Thursday, January 23, 2020

Eating off the Hill: Tim Horton's Dream donuts the real #DonutGate?

While #DonutGate went viral earlier this week when Prime Minister Trudeau bought donuts at a local donut shop in Winnipeg and something something drama, I have been preparing this review of Tim Hortons' new Dream donuts for more than a week (eating these all in a day would make me sick) -- I'm not just trying to jump on the #DonutGate gravy train -- frosting train?

Because having two price ranges of donuts seemingly chosen at random wasn't enough, Tim Hortons Labs has unveiled three new slightly fancier, even more expensive donuts on an unsuspecting populace. I mean, why is the Chocolate Glazed 99 cents and the Apple Fritter $1.19? I mean, it doesn't even have any apple in it! You're charging me a 20 cent lie premium.

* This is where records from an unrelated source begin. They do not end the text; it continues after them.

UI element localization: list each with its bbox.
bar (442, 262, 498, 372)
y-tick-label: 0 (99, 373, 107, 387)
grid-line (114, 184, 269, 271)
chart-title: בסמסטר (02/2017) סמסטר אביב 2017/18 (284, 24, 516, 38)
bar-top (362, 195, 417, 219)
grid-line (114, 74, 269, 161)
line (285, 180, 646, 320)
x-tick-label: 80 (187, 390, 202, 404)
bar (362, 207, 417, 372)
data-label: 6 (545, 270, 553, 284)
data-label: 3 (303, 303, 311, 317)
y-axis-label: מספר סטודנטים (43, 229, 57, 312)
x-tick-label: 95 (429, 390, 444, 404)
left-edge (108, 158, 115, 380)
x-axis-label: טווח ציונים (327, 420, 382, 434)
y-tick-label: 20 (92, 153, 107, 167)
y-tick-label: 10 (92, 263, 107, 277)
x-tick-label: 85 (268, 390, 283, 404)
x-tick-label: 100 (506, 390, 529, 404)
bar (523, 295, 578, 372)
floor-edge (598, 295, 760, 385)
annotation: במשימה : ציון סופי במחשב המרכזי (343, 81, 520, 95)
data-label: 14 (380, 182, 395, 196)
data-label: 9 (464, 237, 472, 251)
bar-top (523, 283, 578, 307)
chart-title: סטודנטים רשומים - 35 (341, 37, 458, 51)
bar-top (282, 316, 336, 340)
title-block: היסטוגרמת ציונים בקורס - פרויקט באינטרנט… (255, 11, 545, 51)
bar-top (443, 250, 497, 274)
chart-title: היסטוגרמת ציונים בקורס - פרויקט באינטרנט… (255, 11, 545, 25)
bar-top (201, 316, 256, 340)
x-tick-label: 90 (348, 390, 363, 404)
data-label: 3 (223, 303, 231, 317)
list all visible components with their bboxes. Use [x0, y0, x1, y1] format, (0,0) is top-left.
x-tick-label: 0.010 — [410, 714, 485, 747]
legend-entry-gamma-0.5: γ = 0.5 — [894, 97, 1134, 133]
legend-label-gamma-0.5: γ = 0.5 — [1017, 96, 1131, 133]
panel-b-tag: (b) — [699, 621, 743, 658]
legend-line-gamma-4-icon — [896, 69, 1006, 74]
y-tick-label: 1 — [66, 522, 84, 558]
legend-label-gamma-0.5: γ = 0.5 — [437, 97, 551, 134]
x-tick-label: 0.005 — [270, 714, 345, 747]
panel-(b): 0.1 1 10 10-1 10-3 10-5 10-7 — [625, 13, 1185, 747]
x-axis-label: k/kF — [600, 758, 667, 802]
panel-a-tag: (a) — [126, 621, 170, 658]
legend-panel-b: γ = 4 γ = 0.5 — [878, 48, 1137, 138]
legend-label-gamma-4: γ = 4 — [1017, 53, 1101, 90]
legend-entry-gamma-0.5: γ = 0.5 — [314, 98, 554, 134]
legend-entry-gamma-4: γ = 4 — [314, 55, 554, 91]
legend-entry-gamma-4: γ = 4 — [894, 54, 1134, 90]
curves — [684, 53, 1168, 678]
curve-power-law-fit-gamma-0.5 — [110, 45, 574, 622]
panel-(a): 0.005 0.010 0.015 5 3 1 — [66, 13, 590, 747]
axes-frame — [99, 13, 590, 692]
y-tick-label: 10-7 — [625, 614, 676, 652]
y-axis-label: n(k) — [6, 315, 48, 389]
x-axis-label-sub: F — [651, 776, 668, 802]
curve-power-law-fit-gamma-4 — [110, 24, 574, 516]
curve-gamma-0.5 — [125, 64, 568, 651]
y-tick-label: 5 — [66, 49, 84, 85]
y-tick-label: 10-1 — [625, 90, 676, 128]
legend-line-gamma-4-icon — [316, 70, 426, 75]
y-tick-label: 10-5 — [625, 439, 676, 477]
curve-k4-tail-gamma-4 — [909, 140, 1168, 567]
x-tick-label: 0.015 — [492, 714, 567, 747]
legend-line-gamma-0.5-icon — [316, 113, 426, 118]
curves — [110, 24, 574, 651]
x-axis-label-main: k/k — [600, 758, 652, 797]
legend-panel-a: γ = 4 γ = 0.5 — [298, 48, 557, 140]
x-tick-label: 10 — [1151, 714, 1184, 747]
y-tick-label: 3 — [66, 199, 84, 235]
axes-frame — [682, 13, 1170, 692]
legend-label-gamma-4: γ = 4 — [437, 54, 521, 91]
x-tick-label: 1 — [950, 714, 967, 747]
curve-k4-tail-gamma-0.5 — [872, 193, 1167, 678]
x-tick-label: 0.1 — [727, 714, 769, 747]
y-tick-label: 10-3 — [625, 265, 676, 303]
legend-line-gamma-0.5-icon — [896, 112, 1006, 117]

Anyway, back to their shareholder's dream donuts, at $1.99 each, there's the Dulce de Leche, the Strawberry Confetti, and the Chocolate Truffle. I shall now review them, from least best to best.

Strawberry Confetti


While this is the dreamiest-looking of the three donuts, it's also the least best taste-wise -- and, as we all know, it's what's inside that counts. The Strawberry Confetti is a basic plain yeast donut with a pink glaze (or fondant, if you want to be pretentious/accurate), a swirl of pink frosting in the middle, and assorted sprinkles. I think, based on the name, that the glaze and frosting are supposed to taste like strawberry. If so though, I couldn't tell. No hint of strawberry whatsoever.

Chocolate Truffle


I'm a chocolate fan, so the Chocolate Truffle was certainly in contender for best Dream donut. It's their standard frosted chocolate cake donut but, in addition to the swirl of chocolate frosting in the hole and a few mini chocolate chip sprinkles, they have sliced the donut like a sandwich and inserted more frosting before putting it back together. I applaud the initiative in finding more ways to up the chocolate frosting levels. Still, despite all that, it feels a little one note. And it's not exactly Lindt-level chocolate either. Good concept, held back by ingredient quality.

Dulce de Leche



The donut that will allow all your Latin friends to smugly lord their Spanish pronunciation skills over you, my favourite Dream donut was the Dulce de Leche. It's a cakey no-hole donut with a caramel dollop on top and the promise of a caramel filling, all dusted in cinnamon sugar. I'm even more about the caramel than the chocolate, but I really didn't get much hints of caramel from the dollop on top and they really cheated me, as they usually do, on the filling. But what made it my fav of the three, other than being the only one that's flavour-wise somewhat different from their usual donut menu, was the cinnamon. On a chilly evening, it made for a tasty post-Nando's desert.

And with that, hey now, the dream is over. And to make penance, and in solidarity with our #DonutGate leader, my next donuts will be from a locally-owned purveyor -- I hear Suzy Q's is great.